Point Me To The Plane Writer Sam Roecker contributed to this story.
World of Hyatt members will soon enjoy more time to use their elite benefits, including suite upgrades and lounge passes, according to the company’s elite policies. It appears these changes are an unmitigated positive improvement for frequent travelers in the program.
Upgrades were previously valid for a fixed 365 days after they were earned, but effective June 1 the upgrades will remain valid until a member’s tier status expires. Under previous rules, a suite upgrade award earned on July 1, 2018 would expire July 1, 2019. Under the expanded policy, the award will remain valid until February 29, 2020.

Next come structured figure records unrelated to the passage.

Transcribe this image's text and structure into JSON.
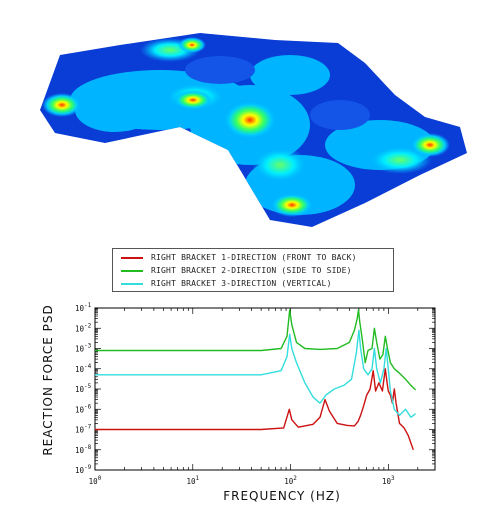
{
  "chart_data": {
    "type": "line",
    "xlabel": "FREQUENCY (HZ)",
    "ylabel": "REACTION FORCE PSD",
    "x_scale": "log",
    "y_scale": "log",
    "xlim": [
      1,
      3000
    ],
    "ylim": [
      1e-09,
      0.1
    ],
    "x_ticks": [
      {
        "value": 1,
        "mant": "10",
        "exp": "0"
      },
      {
        "value": 10,
        "mant": "10",
        "exp": "1"
      },
      {
        "value": 100,
        "mant": "10",
        "exp": "2"
      },
      {
        "value": 1000,
        "mant": "10",
        "exp": "3"
      }
    ],
    "y_ticks": [
      {
        "value": 1e-09,
        "mant": "10",
        "exp": "-9"
      },
      {
        "value": 1e-08,
        "mant": "10",
        "exp": "-8"
      },
      {
        "value": 1e-07,
        "mant": "10",
        "exp": "-7"
      },
      {
        "value": 1e-06,
        "mant": "10",
        "exp": "-6"
      },
      {
        "value": 1e-05,
        "mant": "10",
        "exp": "-5"
      },
      {
        "value": 0.0001,
        "mant": "10",
        "exp": "-4"
      },
      {
        "value": 0.001,
        "mant": "10",
        "exp": "-3"
      },
      {
        "value": 0.01,
        "mant": "10",
        "exp": "-2"
      },
      {
        "value": 0.1,
        "mant": "10",
        "exp": "-1"
      }
    ],
    "legend_position": "top-center",
    "series": [
      {
        "name": "RIGHT BRACKET 1-DIRECTION (FRONT TO BACK)",
        "color": "#cc1111",
        "points": [
          [
            1,
            1e-07
          ],
          [
            50,
            1e-07
          ],
          [
            85,
            1.2e-07
          ],
          [
            97,
            1e-06
          ],
          [
            103,
            3e-07
          ],
          [
            120,
            1.3e-07
          ],
          [
            170,
            1.8e-07
          ],
          [
            200,
            4e-07
          ],
          [
            225,
            3e-06
          ],
          [
            250,
            8e-07
          ],
          [
            300,
            2e-07
          ],
          [
            380,
            1.6e-07
          ],
          [
            450,
            1.5e-07
          ],
          [
            490,
            2.5e-07
          ],
          [
            520,
            5e-07
          ],
          [
            560,
            1.5e-06
          ],
          [
            600,
            5e-06
          ],
          [
            650,
            1e-05
          ],
          [
            700,
            8e-05
          ],
          [
            740,
            8e-06
          ],
          [
            800,
            2e-05
          ],
          [
            870,
            8e-06
          ],
          [
            930,
            0.0001
          ],
          [
            970,
            2e-05
          ],
          [
            1000,
            8e-06
          ],
          [
            1050,
            5e-06
          ],
          [
            1100,
            2e-06
          ],
          [
            1150,
            1e-05
          ],
          [
            1200,
            2e-06
          ],
          [
            1300,
            2e-07
          ],
          [
            1450,
            1.2e-07
          ],
          [
            1600,
            5e-08
          ],
          [
            1800,
            1e-08
          ]
        ]
      },
      {
        "name": "RIGHT BRACKET 2-DIRECTION (SIDE TO SIDE)",
        "color": "#22bb22",
        "points": [
          [
            1,
            0.0008
          ],
          [
            50,
            0.0008
          ],
          [
            80,
            0.001
          ],
          [
            92,
            0.004
          ],
          [
            98,
            0.08
          ],
          [
            103,
            0.015
          ],
          [
            115,
            0.002
          ],
          [
            140,
            0.001
          ],
          [
            200,
            0.0009
          ],
          [
            300,
            0.001
          ],
          [
            400,
            0.002
          ],
          [
            450,
            0.008
          ],
          [
            480,
            0.03
          ],
          [
            495,
            0.08
          ],
          [
            510,
            0.02
          ],
          [
            540,
            0.003
          ],
          [
            580,
            0.0002
          ],
          [
            620,
            0.0008
          ],
          [
            680,
            0.001
          ],
          [
            720,
            0.01
          ],
          [
            760,
            0.002
          ],
          [
            820,
            0.0003
          ],
          [
            880,
            0.0005
          ],
          [
            930,
            0.004
          ],
          [
            980,
            0.001
          ],
          [
            1050,
            0.0002
          ],
          [
            1150,
            0.0001
          ],
          [
            1300,
            6e-05
          ],
          [
            1500,
            3e-05
          ],
          [
            1700,
            1.5e-05
          ],
          [
            1900,
            9e-06
          ]
        ]
      },
      {
        "name": "RIGHT BRACKET 3-DIRECTION (VERTICAL)",
        "color": "#33dddd",
        "points": [
          [
            1,
            5e-05
          ],
          [
            50,
            5e-05
          ],
          [
            80,
            8e-05
          ],
          [
            92,
            0.0004
          ],
          [
            98,
            0.005
          ],
          [
            103,
            0.001
          ],
          [
            115,
            0.0002
          ],
          [
            140,
            2e-05
          ],
          [
            170,
            4e-06
          ],
          [
            200,
            2e-06
          ],
          [
            230,
            5e-06
          ],
          [
            280,
            1e-05
          ],
          [
            350,
            1.5e-05
          ],
          [
            420,
            3e-05
          ],
          [
            470,
            0.0006
          ],
          [
            500,
            0.008
          ],
          [
            520,
            0.001
          ],
          [
            560,
            0.0001
          ],
          [
            620,
            5e-05
          ],
          [
            680,
            0.0001
          ],
          [
            720,
            0.001
          ],
          [
            760,
            0.0001
          ],
          [
            830,
            2e-05
          ],
          [
            900,
            0.0001
          ],
          [
            950,
            0.001
          ],
          [
            1000,
            0.0001
          ],
          [
            1050,
            8e-06
          ],
          [
            1150,
            1e-06
          ],
          [
            1300,
            5e-07
          ],
          [
            1500,
            1e-06
          ],
          [
            1700,
            4e-07
          ],
          [
            1900,
            6e-07
          ]
        ]
      }
    ]
  }
}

World of Hyatt also extended the validity of suite upgrades earned by Lifetime Globalists, the highest elite status-holders in the Hyatt system. Per a World of Hyatt news release:
“Upon achieving Lifetime Globalist status, members will receive four suite upgrade awards valid through the remainder of that year plus 14 months. Annually, Lifetime Globalists will receive four suite upgrade awards on or around March 1 valid for the remainder of that year plus 14 months.”
Lifetime Globalists will earn four extra suite upgrades when they stay 60 qualifying nights, or earn 100,000 Base Points. These awards will also remain valid through the end of the elite qualifying period.
Hyatt also announced several bonus offers
Starting June 1, World of Hyatt members will earn 2,500 Bonus Points after they stay five nights at Grand Hyatt and Hyatt Regency hotels. The promotion period lasts through August 2018. Members must register by July 15.
Positive Changes Based on Customer Feedback?
Hyatt claims the changes came as a direct result of feedback from elite members.
“World of Hyatt was built around continuously listening to our members,” the company writes. and “We heard a desire for more flexibility when it comes to award benefits.”
The changes appear to be a total improvement for World of Hyatt members. Hyatt did not announce any devaluations or reductions in the program, bucking a habit of programs using so-called enhancements to mask cost-cutting measures.